Com o lápis roubado de alguém e o pensamento roubado de outros tempos (passado e futuro numa mesma gaveta), eu escrevo. Reporto-me aos tempos que, cansado de ser eu mesmo, desprendi-me procurando o horizonte de outros eus.
Era uma questão de amor: queria amar o entendimento, entender todos (pensantes ou coisas) porque todos eram o que eu era. E eu era a fumaça, a distância, o acostamento, o símbolo do infinito, o número i.
E nessa questão de amar o desprendimento sobraram só as palavras que eram infinitos de sentido muito similar que pulavam de minha mente quando vibravam as cordas vocais, sem pudor nem restrições que é coisa de um ser só quando sabe que é só. Sol só. Só mar.
E de mares e de sois rugia o que chamam desejo. E também só desejava andar com as pernas ou com as rodas de bicicleta. Queria o vento, queria o sol que nasce, queria água potável que era o próton de tudo, queria a fuga do que não se sabe ao certo: talvez rotina ou limite.
E a rotina e o limite poderiam casar-se enquanto substantivos e exercer diversas trocas de posições como fazem alguns casais modernos que ora são adjetivo ora são substantivo que são. Segunda: rotina-limite. Terça: limite-rotina. Quarta: rotina-limite-rotina -----------------------------------------------------------------
Até que chegou o dia da rota-limite, que se tornou rota-limitada, mesmo sentindo a falta do “in” que carregava do meio da segunda sílaba da primeira banda da palavra composta de duas palavras casadas. E o antigo “a” depois do “in” ficava para o vento. Este era um novo “a”.
Letra “a” que tinha meu nome e meu significado.
Mas não penses que tenho saudade, porque se escrevesse do que sinto falta – muito provavelmente – não chegarias nem ao terceiro parágrafo. O que sinto e, portanto, escrevo é respeito.
Respeito minha fuga da qual nunca deixei de fugir. Mas fujo de formas diferentes, cuspindo e escarrando nos obstáculos que cuspiriam e escarrariam se eu tropeçasse – Mas meu tropeço, amigo, é, bem sempre, quase nunca, externo... Assim nem que seja do escarro consigo o direito.

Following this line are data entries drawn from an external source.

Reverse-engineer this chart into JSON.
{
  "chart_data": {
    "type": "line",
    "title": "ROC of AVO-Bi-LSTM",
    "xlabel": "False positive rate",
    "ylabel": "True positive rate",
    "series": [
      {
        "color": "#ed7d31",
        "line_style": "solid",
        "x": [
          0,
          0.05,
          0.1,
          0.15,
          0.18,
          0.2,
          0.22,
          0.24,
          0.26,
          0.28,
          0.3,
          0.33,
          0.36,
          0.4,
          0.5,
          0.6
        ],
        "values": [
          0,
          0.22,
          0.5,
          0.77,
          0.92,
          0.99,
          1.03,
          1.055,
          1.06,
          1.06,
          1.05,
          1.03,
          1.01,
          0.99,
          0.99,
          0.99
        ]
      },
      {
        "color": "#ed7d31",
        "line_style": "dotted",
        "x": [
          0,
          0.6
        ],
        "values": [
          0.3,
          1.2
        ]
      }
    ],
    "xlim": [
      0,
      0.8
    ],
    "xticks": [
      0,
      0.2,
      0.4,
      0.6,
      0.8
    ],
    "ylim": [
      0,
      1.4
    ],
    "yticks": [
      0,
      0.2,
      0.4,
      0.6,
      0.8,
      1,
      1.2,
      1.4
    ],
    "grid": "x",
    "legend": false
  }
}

Escarro sim, mas preservo a mão que me afaga mesmo sabendo que é, com as licenças dos Anjos, a primeira que apedreja.
E minha arma é a palavra-proteína que constrói os músculos. Da essência os comando e escrevo a minha arma que está almada e apontada para: o dedo do pé, o sossego, o desapego, a rot(in)a.
E eu protesto, e eu grito, e eu falo do vento, da estrada de terra ou da Avenida Ventura de Farias.
Aponto minha palavra que é arma mas também própria palavra que se completa com o pronunciar-se que é o completar-se do indivíduo. E as linhas brancas gritam. E meu grito é um “beijo elétrico” que sussurra: vamos “mudar o mundo com os lábios”?
(A palavra é a arma e a música é a pronúncia agradável de gatilho).
E assim como “perder-se também é achar-se”, a fuga também é uma volta. Volto para a rotina-limite, ou com as maquiagens que estão em alta: para a (des)rotina-(i)limit(ada) de pensar e existir que vem de lucro.